This is a collaboration with Nefeli Steirou, created in February 2016 for Medvedi – In Honor Of Spring, an exhibition curated by Marko Ulic, Milica Mrvic and Manja Lekic, presented at the Belgrade City Museum in Serbia. It is a typology composition using bears as a common element in order to capture the spirit of the Athenian spring as interpreted by people of various professional backgrounds living and working in Athens.

participants: Marisa Soulioti (stage designer), Nefeli Steirou (illustrator/costume designer) Than Tsoumas (video artist), Cooglis (UI/UX designer), Stathis Doganis (cultural digital media curator), Nancy Kostakopoulou (new media editor), Anna Chalikia (theater historian/practitioner), Myrto Steirou (photographer)

EXCITING NEWS: The exhibition will be traveling to Slovenia!! From the 24th of November until the 23rd of December 2016 you can see the works at the Poligon Gallery in Ljubljana.

DAMU STAGE DESIGN PROJECTS | PRAGUE 2013-2014

The Flies by J.P. Sartre

For my interpretation of The Flies the play is unfolding inside an oppressive new “reality” of media, propaganda and fear. Cameras that follow every movement of the actors, as well as the audience’s, and a big video-wall that stands as the main element of the set. The cameras represent the flies, the all-seeing eyes that surround us. Somebody is always there watching, analyzing, processing and judging what we do on a day-to-day basis. And through that fear of others watching, the other gains power over all those who feel remorse. The cameras also represent the clear distinction in the two versions of the modern man’s image; there is the true self and there is the image that one selects to project to the people around him, the carefully constructed internet profile, the precise movements one takes to create the image he wants others to see and the perception one gives through this carefully built up profile. The other element on stage that signifies the constant reminder of the shame that the people of Argos should feel, is the multiple screens. Constantly projecting a transition of news media coverage, white noise and distorted recordings of the people’s movements. All this set in a contemporary city landscape that includes a component of archaic architecture that survived through the years but at the same time was manipulated and destroyed, showing a city in ruins, hiding guilt, hubris, corruption and murder.

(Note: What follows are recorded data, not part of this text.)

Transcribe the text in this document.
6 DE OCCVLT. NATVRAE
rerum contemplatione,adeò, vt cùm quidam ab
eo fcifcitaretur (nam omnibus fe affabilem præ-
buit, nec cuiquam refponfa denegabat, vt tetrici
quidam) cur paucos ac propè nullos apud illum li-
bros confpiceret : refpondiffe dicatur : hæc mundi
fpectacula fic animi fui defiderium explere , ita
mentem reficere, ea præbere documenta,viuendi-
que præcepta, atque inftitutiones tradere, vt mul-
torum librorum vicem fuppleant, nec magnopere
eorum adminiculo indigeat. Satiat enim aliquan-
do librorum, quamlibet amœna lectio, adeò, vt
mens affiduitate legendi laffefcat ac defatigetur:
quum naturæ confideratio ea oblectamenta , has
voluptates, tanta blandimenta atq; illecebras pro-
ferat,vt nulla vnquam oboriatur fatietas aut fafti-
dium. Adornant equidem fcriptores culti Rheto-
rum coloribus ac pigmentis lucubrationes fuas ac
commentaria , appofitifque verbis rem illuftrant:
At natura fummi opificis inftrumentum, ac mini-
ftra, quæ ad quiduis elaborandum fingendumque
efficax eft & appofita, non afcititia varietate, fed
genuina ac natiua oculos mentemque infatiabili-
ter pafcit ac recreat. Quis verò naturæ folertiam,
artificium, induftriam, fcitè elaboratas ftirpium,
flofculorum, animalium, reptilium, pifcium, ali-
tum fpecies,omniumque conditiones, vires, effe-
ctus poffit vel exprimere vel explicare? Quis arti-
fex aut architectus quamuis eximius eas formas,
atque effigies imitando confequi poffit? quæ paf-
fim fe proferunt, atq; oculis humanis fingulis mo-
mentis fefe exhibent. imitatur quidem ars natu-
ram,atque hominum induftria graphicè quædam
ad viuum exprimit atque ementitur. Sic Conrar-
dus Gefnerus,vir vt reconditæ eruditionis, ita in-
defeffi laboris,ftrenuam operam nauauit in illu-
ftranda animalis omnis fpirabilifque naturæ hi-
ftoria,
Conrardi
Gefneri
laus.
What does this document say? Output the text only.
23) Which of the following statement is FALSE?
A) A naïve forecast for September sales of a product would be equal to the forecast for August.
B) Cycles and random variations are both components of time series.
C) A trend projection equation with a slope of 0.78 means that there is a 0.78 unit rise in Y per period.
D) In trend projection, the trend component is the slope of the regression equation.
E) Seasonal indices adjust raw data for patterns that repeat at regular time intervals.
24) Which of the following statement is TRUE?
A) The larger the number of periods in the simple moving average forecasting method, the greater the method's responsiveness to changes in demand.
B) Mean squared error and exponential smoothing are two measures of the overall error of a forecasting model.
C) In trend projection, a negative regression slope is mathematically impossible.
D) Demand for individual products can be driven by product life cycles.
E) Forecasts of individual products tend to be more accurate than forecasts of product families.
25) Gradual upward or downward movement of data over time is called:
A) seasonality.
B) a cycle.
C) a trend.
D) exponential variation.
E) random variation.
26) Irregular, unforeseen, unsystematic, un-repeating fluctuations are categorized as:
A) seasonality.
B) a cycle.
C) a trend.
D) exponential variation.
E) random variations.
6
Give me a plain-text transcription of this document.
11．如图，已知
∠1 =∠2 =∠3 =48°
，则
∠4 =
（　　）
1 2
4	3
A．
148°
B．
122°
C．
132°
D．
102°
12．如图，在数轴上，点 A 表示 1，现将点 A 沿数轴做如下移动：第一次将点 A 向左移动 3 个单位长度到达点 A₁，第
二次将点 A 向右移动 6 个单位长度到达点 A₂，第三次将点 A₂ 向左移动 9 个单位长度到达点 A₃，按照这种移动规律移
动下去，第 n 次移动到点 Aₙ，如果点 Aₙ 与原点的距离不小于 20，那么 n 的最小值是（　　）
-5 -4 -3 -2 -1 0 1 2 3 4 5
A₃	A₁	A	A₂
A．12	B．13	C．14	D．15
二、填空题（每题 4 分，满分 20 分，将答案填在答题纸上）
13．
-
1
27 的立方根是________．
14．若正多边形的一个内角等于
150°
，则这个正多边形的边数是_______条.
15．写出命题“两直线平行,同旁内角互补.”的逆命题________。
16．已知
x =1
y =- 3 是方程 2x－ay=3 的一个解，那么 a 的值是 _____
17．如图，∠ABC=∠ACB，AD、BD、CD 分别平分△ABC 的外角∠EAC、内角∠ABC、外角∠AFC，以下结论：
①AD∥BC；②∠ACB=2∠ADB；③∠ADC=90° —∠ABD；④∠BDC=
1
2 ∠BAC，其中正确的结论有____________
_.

The Seagull by Anton Chekhov

In my interpretation of the seagull the whole play is unfolding as Treplev’s memories right before he tears up his life work and then proceeds to kill himself. The house is an allegory of his mind, a dark, unstable and smothering place. Two walls divide the interior and the exterior of the house. They are made from a wire metal construction and are covered from the interior with hanging papers, Treplev’s texts and pictures, all showing parts of his memories. During the play the actors will explore the papers, reading them, sometimes removing them or adding more. Those texts/papers/pictures are essentially the script, they are parts of how Konstantin remembers the events unfolding.

Waiting for Godot by Samuel Beckett

For this project i worked mainly with the actors’ movements on stage. I transported my setting into a wasteland filled with garbage and one water tube appearing through them and used those elements with a white floor and strong industrial lights trying to create Beckett’s feeling of hopelessness. As the actors enter the stage and move around they unwillingly create the crossroads and continue on destroying them before the end.

Aeschylus Oresteia | Agamemnon

For this project I drew my inspiration from the decay of the modern city landscapes and buildings in Greece. I wanted to explore the idea of construction and deconstruction, through a visual aesthetic of ruined or damaged buildings that is also associated with the decay of the people residing in them. A metal scaffolding supports a wall, invisible – but falling in ruins. We see only the palace double door, which will hide the assassination. The same set may stand also in an open air ancient Greek theater, where the landscape behind it will play its own role.